There are two to three common questions in most Time4Coffee interviews. Towards the end of each interview, guests are asked to recount a time in their college years or during their career journey when they struggled or failed. How did they persevere? What lesson did they learn?
Some share about how they felt when starting their careers. A time when failures may have stung a little harder and mistakes seemed bigger than they actually were. In each case, they realized that lessons were learned and these professionals went on to live to fail another day.
They share stories of endurance in which they all made mistakes, but they were never the end of the world. In every case, the lessons they learned ended up sticking with them longer than the consequences of failing. In other words, messing up was worth the experience.
In fact, after a few cycles of failing and learning, most people say they realized that messing up was not as bad as they had originally thought. When starting out our career journeys, failures may appear as big boulders blocking the path to success.
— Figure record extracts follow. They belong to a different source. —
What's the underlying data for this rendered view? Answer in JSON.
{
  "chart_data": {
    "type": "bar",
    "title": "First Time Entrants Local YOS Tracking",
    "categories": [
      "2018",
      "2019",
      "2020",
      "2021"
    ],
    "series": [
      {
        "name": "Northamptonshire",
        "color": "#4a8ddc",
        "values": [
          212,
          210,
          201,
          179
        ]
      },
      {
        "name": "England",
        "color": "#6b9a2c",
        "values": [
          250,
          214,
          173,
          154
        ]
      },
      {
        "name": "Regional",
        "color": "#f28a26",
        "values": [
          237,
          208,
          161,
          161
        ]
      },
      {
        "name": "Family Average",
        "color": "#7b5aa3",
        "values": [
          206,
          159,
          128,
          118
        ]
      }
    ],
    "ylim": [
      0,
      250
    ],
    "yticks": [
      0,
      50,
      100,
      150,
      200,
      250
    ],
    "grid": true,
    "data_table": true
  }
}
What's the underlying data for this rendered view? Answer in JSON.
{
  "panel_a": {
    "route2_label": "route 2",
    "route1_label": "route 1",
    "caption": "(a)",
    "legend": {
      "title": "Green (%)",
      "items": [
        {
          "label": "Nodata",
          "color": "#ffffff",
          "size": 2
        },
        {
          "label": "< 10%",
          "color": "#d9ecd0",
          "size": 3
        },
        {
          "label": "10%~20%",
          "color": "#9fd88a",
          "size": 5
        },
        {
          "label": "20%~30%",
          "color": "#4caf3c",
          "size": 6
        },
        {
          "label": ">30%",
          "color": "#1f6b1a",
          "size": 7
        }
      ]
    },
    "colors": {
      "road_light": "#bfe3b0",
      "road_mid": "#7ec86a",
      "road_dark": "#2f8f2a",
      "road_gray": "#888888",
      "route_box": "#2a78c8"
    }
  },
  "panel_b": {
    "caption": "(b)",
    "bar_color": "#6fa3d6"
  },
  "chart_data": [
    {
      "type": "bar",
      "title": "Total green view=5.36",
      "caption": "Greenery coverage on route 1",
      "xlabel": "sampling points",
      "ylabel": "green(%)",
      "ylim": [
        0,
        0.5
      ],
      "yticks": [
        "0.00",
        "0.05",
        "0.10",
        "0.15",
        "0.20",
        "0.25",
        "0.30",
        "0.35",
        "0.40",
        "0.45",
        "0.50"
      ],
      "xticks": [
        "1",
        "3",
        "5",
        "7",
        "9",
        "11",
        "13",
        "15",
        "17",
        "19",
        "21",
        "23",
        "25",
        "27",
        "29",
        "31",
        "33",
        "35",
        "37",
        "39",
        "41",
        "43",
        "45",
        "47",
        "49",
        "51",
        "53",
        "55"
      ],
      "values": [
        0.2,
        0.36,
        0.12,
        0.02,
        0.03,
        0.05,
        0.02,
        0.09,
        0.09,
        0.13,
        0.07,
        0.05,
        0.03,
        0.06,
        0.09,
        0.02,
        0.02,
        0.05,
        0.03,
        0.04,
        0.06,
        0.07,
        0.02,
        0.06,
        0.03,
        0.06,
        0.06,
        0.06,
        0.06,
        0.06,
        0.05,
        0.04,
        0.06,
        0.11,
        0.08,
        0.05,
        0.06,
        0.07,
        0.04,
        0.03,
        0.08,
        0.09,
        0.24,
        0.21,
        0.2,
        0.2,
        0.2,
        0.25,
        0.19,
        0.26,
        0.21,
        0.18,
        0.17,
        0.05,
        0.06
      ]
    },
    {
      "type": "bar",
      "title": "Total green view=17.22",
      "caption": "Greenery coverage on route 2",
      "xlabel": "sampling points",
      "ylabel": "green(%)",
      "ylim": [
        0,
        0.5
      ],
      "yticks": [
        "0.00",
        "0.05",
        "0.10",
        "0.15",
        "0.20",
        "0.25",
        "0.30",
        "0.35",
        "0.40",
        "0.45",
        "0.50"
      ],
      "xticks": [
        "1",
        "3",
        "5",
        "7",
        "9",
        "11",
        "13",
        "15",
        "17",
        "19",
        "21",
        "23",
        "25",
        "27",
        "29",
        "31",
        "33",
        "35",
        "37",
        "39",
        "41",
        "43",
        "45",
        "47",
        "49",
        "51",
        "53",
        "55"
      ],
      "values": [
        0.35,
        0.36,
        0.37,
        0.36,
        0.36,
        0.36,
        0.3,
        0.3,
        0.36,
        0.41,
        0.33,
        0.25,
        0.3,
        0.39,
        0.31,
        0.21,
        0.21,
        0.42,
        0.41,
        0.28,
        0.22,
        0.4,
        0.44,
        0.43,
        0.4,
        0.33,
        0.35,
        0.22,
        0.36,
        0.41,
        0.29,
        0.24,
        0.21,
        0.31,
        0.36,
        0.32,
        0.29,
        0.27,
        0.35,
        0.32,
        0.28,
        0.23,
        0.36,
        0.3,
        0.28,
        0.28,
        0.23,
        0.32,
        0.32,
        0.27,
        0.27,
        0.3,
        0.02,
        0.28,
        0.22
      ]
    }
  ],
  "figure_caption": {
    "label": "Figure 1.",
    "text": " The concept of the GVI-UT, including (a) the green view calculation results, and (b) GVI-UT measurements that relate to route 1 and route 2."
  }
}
But after making it around, or through a few of those obstacles, they said those boulders started to look more like stepping stones.
The last question of each T4C interview asks guests to consider the advice they would give to their younger selves if they could go back to college and do the whole thing over again but based on the wisdom they have now.
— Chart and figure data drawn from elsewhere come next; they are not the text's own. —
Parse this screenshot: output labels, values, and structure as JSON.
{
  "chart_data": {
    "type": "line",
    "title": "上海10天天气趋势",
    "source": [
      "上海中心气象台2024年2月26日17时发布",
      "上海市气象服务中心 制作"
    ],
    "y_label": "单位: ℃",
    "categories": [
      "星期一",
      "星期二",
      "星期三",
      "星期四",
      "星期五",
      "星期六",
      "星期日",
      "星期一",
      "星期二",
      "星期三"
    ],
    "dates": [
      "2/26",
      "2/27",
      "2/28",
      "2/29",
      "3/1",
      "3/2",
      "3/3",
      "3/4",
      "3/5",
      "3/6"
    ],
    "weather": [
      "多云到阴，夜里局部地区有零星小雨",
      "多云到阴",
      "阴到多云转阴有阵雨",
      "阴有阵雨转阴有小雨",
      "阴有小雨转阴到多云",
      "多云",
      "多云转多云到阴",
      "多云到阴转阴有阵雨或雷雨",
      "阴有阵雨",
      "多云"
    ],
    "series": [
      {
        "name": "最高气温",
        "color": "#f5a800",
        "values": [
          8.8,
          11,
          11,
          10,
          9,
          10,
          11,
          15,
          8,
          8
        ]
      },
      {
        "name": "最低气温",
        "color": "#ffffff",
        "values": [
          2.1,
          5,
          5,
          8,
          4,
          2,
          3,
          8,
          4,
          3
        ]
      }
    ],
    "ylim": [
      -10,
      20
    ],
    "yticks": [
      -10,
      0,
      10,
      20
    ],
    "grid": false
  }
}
Many give advice like “meet X person sooner” or “study Y in school, because you’ll need it later on.” The messages are framed as things to do, not things to avoid.
The young professionals know, in hindsight, that they were able to meet all the challenges they faced and pass all the tests that were thrown at them in college. Challenges and tests that seemed a lot scarier back then. There was no way to know for sure that everything was going to turn out ok, and they might not have even been sure they were on the right career path to begin with. This contributes to the fear that everyone experiences when taking their first steps — and first missteps — in their career. I’ve absolutely felt it already in my early professional experiences, it sucks.
Still, listening to the stories of so many people who went through it and made it out the other end is comforting. It lets me know that there’s no failure I can’t learn from. It reminds me that I can use challenges as stepping stones to somewhere better. Best of all, it reminds me that I’m on the right path, because this path is completely, wonderfully, chaotically mine and it’s leading somewhere wonderful.
“I would try to live a little more,” said Jennifer Garibay, now a program manager at Google, in her Time4Coffee interview. “I was so stressed about everything… and it’s so understandable.” Her final piece of advice to her college self was to simply enjoy the constant journey of life.
I believe we don’t need time machines to help us fast forward to our future in order to protect ourselves today. As these professionals, young and old, share at the end of their T4C interviews, every experience on our path – good or bad – turns out to be a good one. So, instead of warnings, they give messages of encouragement to their past selves and up and coming professionals, everywhere.
We do actually get to meet our future selves, anyway. One day, we’ll look in the mirror and see them, smiling back at us. They’ll thank us for making the trek, navigating the fear and learning from the rough parts.